We don't want to alarm you but plants have been shown to have Pavlovian responses, able to learn to associate a stimulus with what they want and adapt their behavior appropriately. We might not be facing a Day of the Triffids scenario just yet, but given what humanity is doing to the planet's largest plants their associations with us may not be favorable.
Dr Monica Gagliano of the University of Western Australia has made a career of showing that plants have a more interesting capacity than most scientists expect, attracting considerable controversy in the process. Her latest study may be the most ground-breaking yet.
Gagliano grew pea seedlings in a Y-shaped maze. A fan was operated in one arm of the maze for periods of 90 minutes, the last half hour of which overlapped with an hour of pea-friendly blue light. For half the peas the fan and light were in the same arm, while the other half had fan and light in opposite arms. The process was repeated three times, with the location of the light and fan varying between arms.

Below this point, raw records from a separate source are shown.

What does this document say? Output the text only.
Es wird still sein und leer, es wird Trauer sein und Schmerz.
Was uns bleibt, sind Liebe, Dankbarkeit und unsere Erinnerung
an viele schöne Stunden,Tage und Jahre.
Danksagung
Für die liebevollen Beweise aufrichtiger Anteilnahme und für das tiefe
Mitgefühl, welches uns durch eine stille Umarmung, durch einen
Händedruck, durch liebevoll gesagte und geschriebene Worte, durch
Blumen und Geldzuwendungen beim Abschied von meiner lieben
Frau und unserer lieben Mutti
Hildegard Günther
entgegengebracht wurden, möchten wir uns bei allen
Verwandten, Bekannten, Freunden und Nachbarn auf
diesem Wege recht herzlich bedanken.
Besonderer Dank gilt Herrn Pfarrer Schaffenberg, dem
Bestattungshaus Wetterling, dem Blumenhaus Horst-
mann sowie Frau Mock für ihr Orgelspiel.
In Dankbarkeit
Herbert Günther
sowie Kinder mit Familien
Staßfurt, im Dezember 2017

Naturally, the seedlings grew towards the light. However, in her study published in Scientific Reports, Gagliano revealed that when the “trained” peas were exposed to the fan on its own, they anticipated a new dose of light. Sixty-two percent of seedlings that were used to having the fan in the same arm as the light reached towards it. Sixty-nine percent of seedlings that experienced the fans and light in opposition grew towards the other arm. A control group, which had not experienced the fan, mostly grew towards whichever arm of the Y had most recently contained the light.
The peas had come to associate breezes with the arrival of their energy source, just as Pavlov's dogs learned that a bell meant food was on its way, a process known as associative learning.
Associative learning has been considered unique to animals.